When your SLC6A4 function is impaired, you experience inconsistent or weak milk letdown despite adequate supply, blocked ducts from milk backing up in the breast, postpartum depression or anxiety that worsens your letdown (a vicious cycle), and difficulty relaxing enough to nurse effectively. You may notice that manual expression works better than nursing, or that letdown is inconsistent across feeds.

Your IL6 gene produces interleukin-6, a cytokine that signals immune activation and inflammation. Some inflammation is necessary for recovery after delivery, but chronic elevation of IL6 impairs milk production. IL6 signals the body to reduce prolactin secretion, suppress lactation, and prioritize immune defense over reproduction. During lactation, you need immune tolerance, not immune activation.

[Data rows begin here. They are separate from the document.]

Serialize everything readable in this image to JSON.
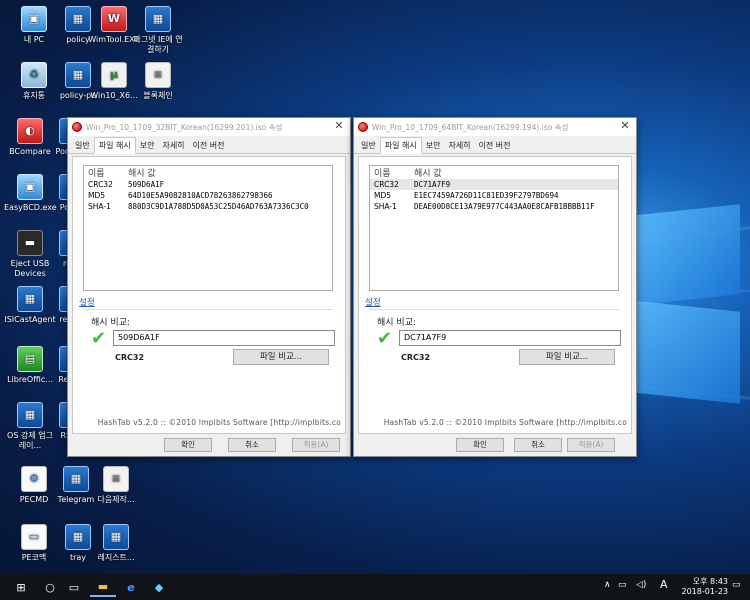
{
  "desktop": {
    "icons": [
      {
        "label": "내 PC",
        "glyph": "▣",
        "style": "g-pc"
      },
      {
        "label": "policy",
        "glyph": "▦",
        "style": "g-app"
      },
      {
        "label": "WimTool.EXE",
        "glyph": "W",
        "style": "g-red"
      },
      {
        "label": "마그넷 IE에 연결하기",
        "glyph": "▦",
        "style": "g-app"
      },
      {
        "label": "휴지통",
        "glyph": "♻",
        "style": "g-bin"
      },
      {
        "label": "policy-pe",
        "glyph": "▦",
        "style": "g-app"
      },
      {
        "label": "Win10_X6...",
        "glyph": "µ",
        "style": "g-tor"
      },
      {
        "label": "블록체인",
        "glyph": "≡",
        "style": "g-doc"
      },
      {
        "label": "BCompare",
        "glyph": "◐",
        "style": "g-red"
      },
      {
        "label": "Port 한글",
        "glyph": "▦",
        "style": "g-app"
      },
      {
        "label": "EasyBCD.exe",
        "glyph": "▣",
        "style": "g-pc"
      },
      {
        "label": "PotPla",
        "glyph": "▶",
        "style": "g-app"
      },
      {
        "label": "Eject USB Devices",
        "glyph": "▬",
        "style": "g-usb"
      },
      {
        "label": "rege",
        "glyph": "▦",
        "style": "g-app"
      },
      {
        "label": "ISICastAgent",
        "glyph": "▦",
        "style": "g-app"
      },
      {
        "label": "regedi",
        "glyph": "▦",
        "style": "g-app"
      },
      {
        "label": "LibreOffic...",
        "glyph": "▤",
        "style": "g-grn"
      },
      {
        "label": "RegWo",
        "glyph": "▦",
        "style": "g-app"
      },
      {
        "label": "OS 강제 업그레이...",
        "glyph": "▦",
        "style": "g-app"
      },
      {
        "label": "RS2업",
        "glyph": "▦",
        "style": "g-app"
      },
      {
        "label": "PECMD",
        "glyph": "⚙",
        "style": "g-tg"
      },
      {
        "label": "Telegram",
        "glyph": "▦",
        "style": "g-app"
      },
      {
        "label": "다음제작...",
        "glyph": "≡",
        "style": "g-doc"
      },
      {
        "label": "PE코맥",
        "glyph": "▭",
        "style": "g-tg"
      },
      {
        "label": "tray",
        "glyph": "▦",
        "style": "g-app"
      },
      {
        "label": "레지스트...",
        "glyph": "▦",
        "style": "g-app"
      }
    ]
  },
  "dialogs": [
    {
      "title": "Win_Pro_10_1709_32BIT_Korean(16299.201).iso 속성",
      "close": "✕",
      "tabs": [
        "일반",
        "파일 해시",
        "보안",
        "자세히",
        "이전 버전"
      ],
      "active_tab": 1,
      "list_header": {
        "name": "이름",
        "value": "해시 값"
      },
      "hashes": [
        {
          "name": "CRC32",
          "value": "509D6A1F"
        },
        {
          "name": "MD5",
          "value": "64D10E5A9082810ACD78263862798366"
        },
        {
          "name": "SHA-1",
          "value": "880D3C9D1A788D5D0A53C25D46AD763A7336C3C0"
        }
      ],
      "settings_link": "설정",
      "compare_label": "해시 비교:",
      "compare_value": "509D6A1F",
      "algorithm": "CRC32",
      "file_compare_button": "파일 비교...",
      "credit": "HashTab v5.2.0 :: ©2010 Implbits Software [http://implbits.co",
      "buttons": {
        "ok": "확인",
        "cancel": "취소",
        "apply": "적용(A)"
      }
    },
    {
      "title": "Win_Pro_10_1709_64BIT_Korean(16299.194).iso 속성",
      "close": "✕",
      "tabs": [
        "일반",
        "파일 해시",
        "보안",
        "자세히",
        "이전 버전"
      ],
      "active_tab": 1,
      "list_header": {
        "name": "이름",
        "value": "해시 값"
      },
      "hashes": [
        {
          "name": "CRC32",
          "value": "DC71A7F9"
        },
        {
          "name": "MD5",
          "value": "E1EC7459A726D11C81ED39F2797BD694"
        },
        {
          "name": "SHA-1",
          "value": "DEAE00D8CE13A79E977C443AA0E8CAFB1BBBB11F"
        }
      ],
      "settings_link": "설정",
      "compare_label": "해시 비교:",
      "compare_value": "DC71A7F9",
      "algorithm": "CRC32",
      "file_compare_button": "파일 비교...",
      "credit": "HashTab v5.2.0 :: ©2010 Implbits Software [http://implbits.co",
      "buttons": {
        "ok": "확인",
        "cancel": "취소",
        "apply": "적용(A)"
      }
    }
  ],
  "taskbar": {
    "start_icon": "⊞",
    "search_icon": "○",
    "taskview_icon": "▭",
    "explorer_icon": "▬",
    "ie_icon": "e",
    "app_icon": "◆",
    "tray_chevron": "∧",
    "network_icon": "▭",
    "volume_icon": "◁)",
    "ime": "A",
    "time": "오후 8:43",
    "date": "2018-01-23",
    "notification_icon": "▭"
  }
}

Various IL6 variants affect the baseline level of this cytokine in your system. People carrying certain variants, such as the G allele of rs1800796, tend toward chronically elevated IL6 levels even without active infection. Your immune system runs in a higher inflammatory state by default, which directly suppresses milk production and prolactin sensitivity. Your body interprets lactation as a secondary priority and diverts resources to inflammation control.

When your IL6 signaling is elevated, you experience slow supply establishment, plateaued supply despite adequate nursing, recurrent blocked ducts and mastitis (from tissue inflammation), and possible fever or systemic malaise even without clinical infection. Your supply may respond briefly to anti-inflammatory efforts but decline again as baseline inflammation creeps back up.

Your TNF gene produces tumor necrosis factor-alpha, a potent pro-inflammatory cytokine that initiates immune activation and tissue remodeling. While TNF is necessary for postpartum healing and defense against infection, excessive TNF suppresses milk production and can trigger tissue damage in the breast. During lactation, you need controlled inflammation, not sustained immune activation.

The TNF A allele at position 308 (rs1800629), carried by roughly 10-20% of the population, increases TNF production baseline. Your immune system generates more TNF with every challenge, priming your body toward inflammation and away from lactation support. This becomes especially problematic postpartum, when your body already faces stress from delivery trauma, blood loss, and the metabolic demand of milk production.

When your TNF function is elevated, you experience delayed supply onset, inadequate prolactin response to nursing stimulation, persistent supply decline despite optimal nursing frequency, and high vulnerability to mastitis and infection. You may also notice feeling systemically unwell during lactation, with fatigue, fever, or body aches that don’t correspond to clinical infection.